Reformat VCF files for visualization in the UCSC genome browser

For visualisation in the UCSC genome browser, lines in the vcf file have to be sorted first in the order of chromosomes and secondly in the order of coordinates.

In the following steps we are going to reorganising the lumpy vcf output to follow these rules.

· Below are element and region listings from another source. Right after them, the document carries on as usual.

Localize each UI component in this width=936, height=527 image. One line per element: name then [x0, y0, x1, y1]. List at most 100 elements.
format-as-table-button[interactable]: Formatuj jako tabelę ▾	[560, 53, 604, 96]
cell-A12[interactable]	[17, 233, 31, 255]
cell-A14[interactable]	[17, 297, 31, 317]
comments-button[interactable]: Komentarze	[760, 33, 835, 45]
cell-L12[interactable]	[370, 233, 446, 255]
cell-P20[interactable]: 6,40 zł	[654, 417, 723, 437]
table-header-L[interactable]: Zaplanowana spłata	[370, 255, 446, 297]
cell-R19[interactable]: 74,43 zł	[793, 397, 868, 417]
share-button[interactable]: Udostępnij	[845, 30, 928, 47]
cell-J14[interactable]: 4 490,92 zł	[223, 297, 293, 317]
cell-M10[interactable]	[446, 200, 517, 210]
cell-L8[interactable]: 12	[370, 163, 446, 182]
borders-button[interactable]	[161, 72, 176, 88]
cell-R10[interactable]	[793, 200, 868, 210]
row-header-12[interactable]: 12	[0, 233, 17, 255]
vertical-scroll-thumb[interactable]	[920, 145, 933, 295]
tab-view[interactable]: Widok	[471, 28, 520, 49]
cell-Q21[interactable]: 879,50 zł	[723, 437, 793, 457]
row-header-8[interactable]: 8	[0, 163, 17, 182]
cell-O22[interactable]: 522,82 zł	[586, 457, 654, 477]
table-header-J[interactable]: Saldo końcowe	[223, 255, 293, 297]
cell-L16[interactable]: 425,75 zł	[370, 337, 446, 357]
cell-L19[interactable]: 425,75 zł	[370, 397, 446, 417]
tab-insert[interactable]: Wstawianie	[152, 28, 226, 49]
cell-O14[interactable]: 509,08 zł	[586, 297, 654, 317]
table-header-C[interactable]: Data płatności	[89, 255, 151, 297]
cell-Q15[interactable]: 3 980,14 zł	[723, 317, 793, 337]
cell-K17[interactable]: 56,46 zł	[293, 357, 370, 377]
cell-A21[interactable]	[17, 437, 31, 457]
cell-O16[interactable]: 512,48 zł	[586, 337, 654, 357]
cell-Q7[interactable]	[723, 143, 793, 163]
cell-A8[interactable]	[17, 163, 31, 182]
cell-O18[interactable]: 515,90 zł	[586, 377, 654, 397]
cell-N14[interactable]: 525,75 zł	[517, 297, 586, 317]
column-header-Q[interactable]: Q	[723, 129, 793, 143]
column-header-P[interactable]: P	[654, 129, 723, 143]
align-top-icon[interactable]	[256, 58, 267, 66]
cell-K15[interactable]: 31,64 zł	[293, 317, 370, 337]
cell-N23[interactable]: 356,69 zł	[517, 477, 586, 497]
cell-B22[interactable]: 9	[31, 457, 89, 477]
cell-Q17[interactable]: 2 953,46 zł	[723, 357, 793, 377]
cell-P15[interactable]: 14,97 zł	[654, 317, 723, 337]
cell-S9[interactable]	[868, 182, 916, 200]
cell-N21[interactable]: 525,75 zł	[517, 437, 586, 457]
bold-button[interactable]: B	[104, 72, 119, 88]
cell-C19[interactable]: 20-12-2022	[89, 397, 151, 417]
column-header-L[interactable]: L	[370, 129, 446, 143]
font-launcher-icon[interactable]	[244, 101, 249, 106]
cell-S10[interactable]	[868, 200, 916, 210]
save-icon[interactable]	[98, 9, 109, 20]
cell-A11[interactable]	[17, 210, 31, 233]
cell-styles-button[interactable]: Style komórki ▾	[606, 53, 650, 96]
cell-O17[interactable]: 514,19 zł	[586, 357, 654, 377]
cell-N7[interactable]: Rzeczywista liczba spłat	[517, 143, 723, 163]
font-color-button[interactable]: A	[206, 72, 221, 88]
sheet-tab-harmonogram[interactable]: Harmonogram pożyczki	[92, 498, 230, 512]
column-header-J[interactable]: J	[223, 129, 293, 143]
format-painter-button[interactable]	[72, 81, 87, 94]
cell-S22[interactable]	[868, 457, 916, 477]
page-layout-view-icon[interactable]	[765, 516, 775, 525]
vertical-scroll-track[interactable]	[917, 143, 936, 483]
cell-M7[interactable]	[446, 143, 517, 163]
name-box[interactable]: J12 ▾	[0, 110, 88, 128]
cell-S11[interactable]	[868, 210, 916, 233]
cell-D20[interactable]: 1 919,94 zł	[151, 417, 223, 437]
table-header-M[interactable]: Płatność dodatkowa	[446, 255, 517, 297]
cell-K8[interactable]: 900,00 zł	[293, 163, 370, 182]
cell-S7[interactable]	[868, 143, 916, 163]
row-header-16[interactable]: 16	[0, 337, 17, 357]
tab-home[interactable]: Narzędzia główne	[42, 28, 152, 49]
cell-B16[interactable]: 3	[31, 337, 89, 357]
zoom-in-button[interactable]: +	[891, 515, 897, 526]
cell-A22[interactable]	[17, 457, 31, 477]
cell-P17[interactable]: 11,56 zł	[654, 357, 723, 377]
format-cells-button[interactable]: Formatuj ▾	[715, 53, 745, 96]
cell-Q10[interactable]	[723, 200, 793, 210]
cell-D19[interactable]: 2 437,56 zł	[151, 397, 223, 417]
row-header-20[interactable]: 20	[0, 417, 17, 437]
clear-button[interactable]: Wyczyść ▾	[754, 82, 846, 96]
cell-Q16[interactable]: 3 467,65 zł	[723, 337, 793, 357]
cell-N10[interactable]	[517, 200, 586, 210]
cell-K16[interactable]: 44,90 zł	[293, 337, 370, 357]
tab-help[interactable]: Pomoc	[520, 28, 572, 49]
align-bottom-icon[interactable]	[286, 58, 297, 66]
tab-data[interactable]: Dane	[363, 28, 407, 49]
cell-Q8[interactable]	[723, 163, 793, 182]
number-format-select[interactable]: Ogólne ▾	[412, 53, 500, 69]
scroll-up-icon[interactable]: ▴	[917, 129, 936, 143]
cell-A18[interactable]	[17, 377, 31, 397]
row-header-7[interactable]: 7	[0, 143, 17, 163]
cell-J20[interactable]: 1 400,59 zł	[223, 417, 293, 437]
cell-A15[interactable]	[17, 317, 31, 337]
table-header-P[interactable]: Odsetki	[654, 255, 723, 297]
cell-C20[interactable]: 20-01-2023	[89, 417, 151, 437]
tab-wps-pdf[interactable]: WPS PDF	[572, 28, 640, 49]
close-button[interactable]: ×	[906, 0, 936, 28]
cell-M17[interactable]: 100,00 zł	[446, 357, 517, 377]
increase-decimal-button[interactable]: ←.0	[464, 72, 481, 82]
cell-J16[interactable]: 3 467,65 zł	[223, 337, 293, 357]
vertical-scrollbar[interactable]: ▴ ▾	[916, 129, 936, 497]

In addition, since we are going to focus on translocations, we will filter out the other variations we are not interested in.


1. Save the headers of the vcf files using the tool:

Select lines that match an expression (Galaxy Version 1.0.1)
  • Select lines from: 9: Variant Lumpy Calling (be careful to toggle the Dataset collection mode)
  • that: matching
  • the pattern: ^#
    ^#
    

2. Save the rest of the vcf files in another Dataset Collection using the same tool:

Select lines that match an expression (Galaxy Version 1.0.1)
  • Select lines from: 9: Variant Lumpy Calling (be careful to toggle the Dataset collection mode)
  • that: matching
  • the pattern: SVTYPE=BND
    SVTYPE=BND
    
Tip

Just re-play the previous tool run by clicking the circular arrow at the bottom of the dataset box, just changing the pattern from ^# to SVTYPE=BND

This step allows to kill two birds with the same stone (tool):

  • Selecting non-header part of the vcf
  • filtering out the variations that are not of type BND (Bondaries)

3. Reorder the vcf lines describing the genetic variations using the tool:

Sort data in ascending or descending order (Galaxy Version 1.1.1)
  • Sort Query**: 16: Select on collection 9 (be careful to toggle the Dataset collection mode)
  • Number of header lines: 0
  • 1: Column selections
    • on column: 1
    • in: Ascending order
    • Flavor: Natural/Version sort (-V)
  • 2: Column selections
    • on column: 2
    • in: Ascending order
    • Flavor: Fast numeric sort (-n)
  • Output unique values: No
  • Ignore case: No


4. Reassemble the saved headers with the sorted/filtered vcf parts using

Concatenate multiple datasets tail-to-head by specifying how (Galaxy Version 1.4.1)

Pay extra attention to the name and the version of the tool, because there is a number of concatenation tools with the same name

  • What type of data do you wish to concatenate?: 2 Collections
  • Depending on the type of input selected the concatenation options will differ
    • Input first collection: 21: Select on collection 12
    • Input second collection: 27: Sort on collection 24
  • Include dataset names?: No
  • Number of lines to skip at the beginning of each concatenation: 0


5. Rename the last generated collection from Concatenation by pairs

Sorted VCFs

Do not forget to press the Enter Key !!!